Cayley number is a linear combination of elements. Cayley algebra (octonions or octaves) . Each octave x can be written in the form

with real coefficients Cayley algebra (octonions or octaves) . Octonions are used in physics: for example, in STR and string theory ^[1] . Octave multiplication table:

one	i ( e1 )	j ( e2 )	k ( e3 )	l ( e4 )	il ( e5 )	jl ( e6 )	kl ( e7 )
i ( e1 )	−1	k	- j	il	- l	- kl	jl
j ( e2 )	- k	−1	i	jl	kl	- l	- il
k ( e3 )	j	- i	−1	kl	- jl	il	- l
l ( e4 )	- il	- jl	- kl	−1	i	j	k
il ( e5 )	l	- kl	jl	- i	−1	- k	j
jl ( e6 )	kl	l	- il	- j	k	−1	- i
kl ( e7 )	- jl	il	l	- k	- j	i	−1

Fano plane for memorizing the multiplication table

Table (Cayley) octonion multiplication ^[2]

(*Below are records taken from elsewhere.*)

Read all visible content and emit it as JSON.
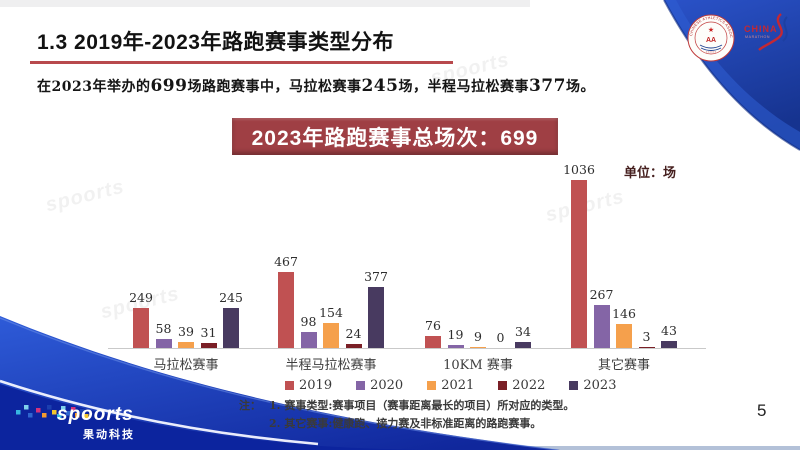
{
  "slide": {
    "title": "1.3 2019年-2023年路跑赛事类型分布",
    "subtitle_parts": [
      {
        "text": "在2023年举办的",
        "em": false
      },
      {
        "text": "699",
        "em": true
      },
      {
        "text": "场路跑赛事中，马拉松赛事",
        "em": false
      },
      {
        "text": "245",
        "em": true
      },
      {
        "text": "场，半程马拉松赛事",
        "em": false
      },
      {
        "text": "377",
        "em": true
      },
      {
        "text": "场。",
        "em": false
      }
    ],
    "banner": "2023年路跑赛事总场次：699",
    "unit_label": "单位：场",
    "page_number": "5",
    "accent_color": "#b8494d",
    "banner_color": "#9f3f44"
  },
  "chart_data": {
    "type": "bar",
    "categories": [
      "马拉松赛事",
      "半程马拉松赛事",
      "10KM 赛事",
      "其它赛事"
    ],
    "series": [
      {
        "name": "2019",
        "color": "#c05152",
        "values": [
          249,
          467,
          76,
          1036
        ]
      },
      {
        "name": "2020",
        "color": "#8465a6",
        "values": [
          58,
          98,
          19,
          267
        ]
      },
      {
        "name": "2021",
        "color": "#f5a04c",
        "values": [
          39,
          154,
          9,
          146
        ]
      },
      {
        "name": "2022",
        "color": "#7a1f26",
        "values": [
          31,
          24,
          0,
          3
        ]
      },
      {
        "name": "2023",
        "color": "#483a60",
        "values": [
          245,
          377,
          34,
          43
        ]
      }
    ],
    "unit": "场",
    "ylim": [
      0,
      1100
    ],
    "grid": false,
    "legend_position": "bottom",
    "value_labels": true
  },
  "notes": {
    "label": "注：",
    "lines": [
      "1. 赛事类型:赛事项目（赛事距离最长的项目）所对应的类型。",
      "2. 其它赛事:健康跑、接力赛及非标准距离的路跑赛事。"
    ]
  },
  "footer_brand": {
    "name": "spoorts",
    "sub": "果动科技"
  },
  "logos": {
    "caa_ring_text": "CHINESE ATHLETICS ASSOCIATION",
    "caa_emblem": "AA",
    "china": "CHINA",
    "china_sub": "MARATHON"
  },
  "watermark": "spoorts"
}
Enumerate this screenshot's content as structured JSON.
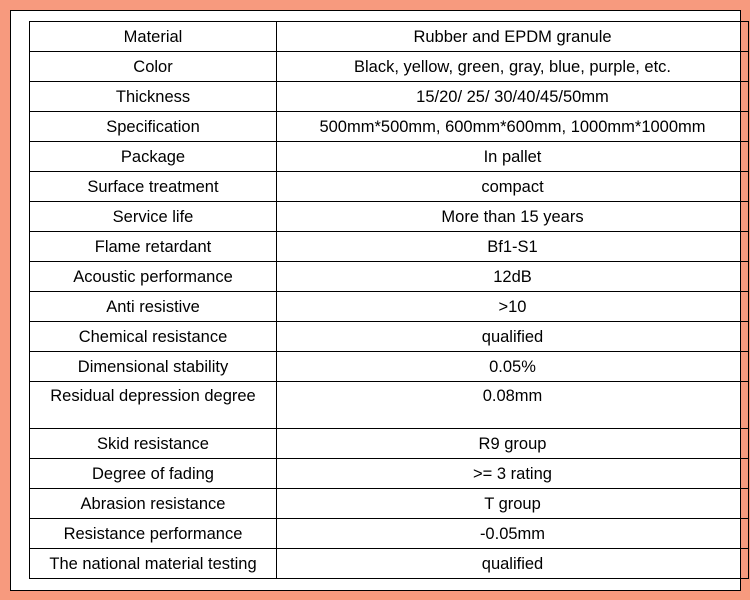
{
  "table": {
    "rows": [
      {
        "label": "Material",
        "value": "Rubber and EPDM granule"
      },
      {
        "label": "Color",
        "value": "Black, yellow, green, gray, blue, purple, etc."
      },
      {
        "label": "Thickness",
        "value": "15/20/ 25/ 30/40/45/50mm"
      },
      {
        "label": "Specification",
        "value": "500mm*500mm, 600mm*600mm, 1000mm*1000mm"
      },
      {
        "label": "Package",
        "value": "In pallet"
      },
      {
        "label": "Surface treatment",
        "value": "compact"
      },
      {
        "label": "Service life",
        "value": "More than 15 years"
      },
      {
        "label": "Flame retardant",
        "value": "Bf1-S1"
      },
      {
        "label": "Acoustic performance",
        "value": "12dB"
      },
      {
        "label": "Anti resistive",
        "value": ">10"
      },
      {
        "label": "Chemical resistance",
        "value": "qualified"
      },
      {
        "label": "Dimensional stability",
        "value": "0.05%"
      },
      {
        "label": "Residual depression degree",
        "value": "0.08mm"
      },
      {
        "label": "Skid resistance",
        "value": "R9 group"
      },
      {
        "label": "Degree of fading",
        "value": ">= 3 rating"
      },
      {
        "label": "Abrasion resistance",
        "value": "T group"
      },
      {
        "label": "Resistance performance",
        "value": "-0.05mm"
      },
      {
        "label": "The national material testing",
        "value": "qualified"
      }
    ]
  },
  "colors": {
    "page_background": "#f79a7e",
    "sheet_background": "#ffffff",
    "border": "#000000"
  }
}
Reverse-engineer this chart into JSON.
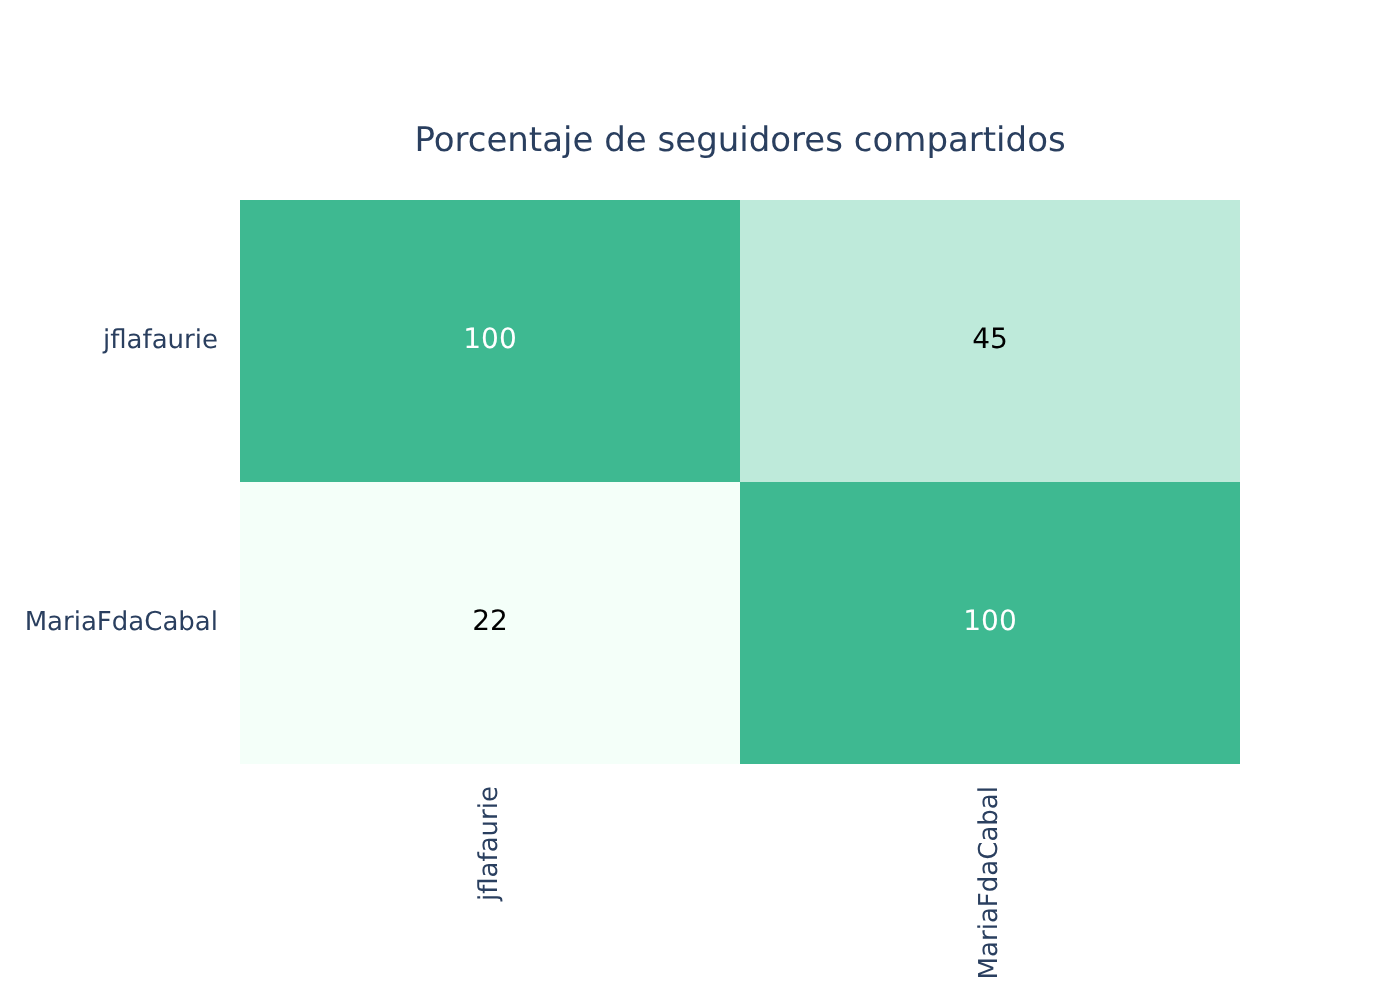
{
  "chart_data": {
    "type": "heatmap",
    "title": "Porcentaje de seguidores compartidos",
    "categories": [
      "jflafaurie",
      "MariaFdaCabal"
    ],
    "y_categories": [
      "jflafaurie",
      "MariaFdaCabal"
    ],
    "cells": [
      [
        100,
        45
      ],
      [
        22,
        100
      ]
    ],
    "data_labels": true
  }
}
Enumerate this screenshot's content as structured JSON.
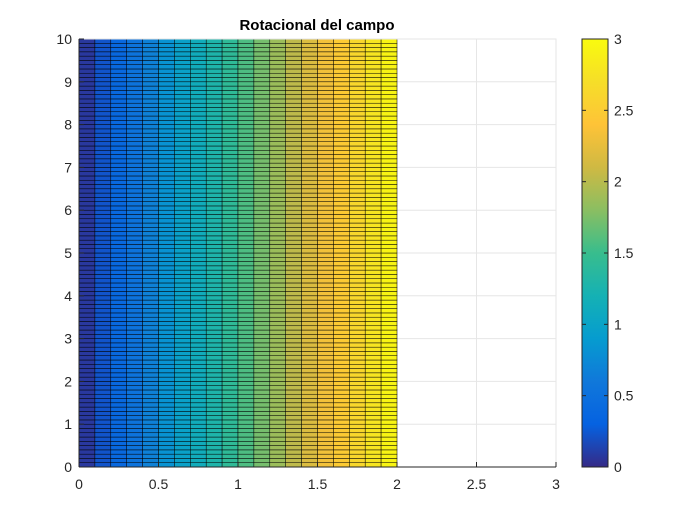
{
  "chart_data": {
    "type": "heatmap",
    "title": "Rotacional del campo",
    "x": {
      "min": 0,
      "max": 2,
      "cells": 20
    },
    "y": {
      "min": 0,
      "max": 10,
      "cells": 100
    },
    "z_rule": "z = 1.5 * x",
    "xlim": [
      0,
      3
    ],
    "ylim": [
      0,
      10
    ],
    "xticks": [
      0,
      0.5,
      1,
      1.5,
      2,
      2.5,
      3
    ],
    "xtick_labels": [
      "0",
      "0.5",
      "1",
      "1.5",
      "2",
      "2.5",
      "3"
    ],
    "yticks": [
      0,
      1,
      2,
      3,
      4,
      5,
      6,
      7,
      8,
      9,
      10
    ],
    "ytick_labels": [
      "0",
      "1",
      "2",
      "3",
      "4",
      "5",
      "6",
      "7",
      "8",
      "9",
      "10"
    ],
    "grid": true,
    "edge_color": "#000000",
    "colormap": "parula",
    "colorbar": {
      "location": "right",
      "clim": [
        0,
        3
      ],
      "ticks": [
        0,
        0.5,
        1,
        1.5,
        2,
        2.5,
        3
      ],
      "tick_labels": [
        "0",
        "0.5",
        "1",
        "1.5",
        "2",
        "2.5",
        "3"
      ]
    }
  }
}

e ₀	e ₁	e ₂	e ₃	e ₄	e ₅	e ₆	e ₇
e ₁	-one	e ₃	−e ₂	e ₅	−e ₄	−e ₇	e ₆
e ₂	−e ₃	-one	e ₁	e ₆	e ₇	−e ₄	−e ₅
e ₃	e ₂	−e ₁	-one	e ₇	−e ₆	e ₅	−e ₄
e ₄	−e ₅	−e ₆	−e ₇	-one	e ₁	e ₂	e ₃
e ₅	e ₄	−e ₇	e ₆	−e ₁	-one	−e ₃	e ₂
e ₆	e ₇	e ₄	−e ₅	−e ₂	e ₃	-one	−e ₁
e ₇	−e ₆	e ₅	e ₄	−e ₃	−e ₂	e ₁	-one

Often numbers can be replaced by letter designation:

Number	one	2	3	four	five	6	7
Letters	i	j	k	l	il	jl	kl
Replacement	i	j	k	l	m	n	o

Content

1 Properties
2 Conjugation and rate
3 History
4 References

Properties

By the Frobenius theorem, Cayley algebra is the only 8-dimensional real alternative algebra without zero divisors.
Cayley algebra is a unique algebra and with an alternative, but non-associative and non-commutative unit.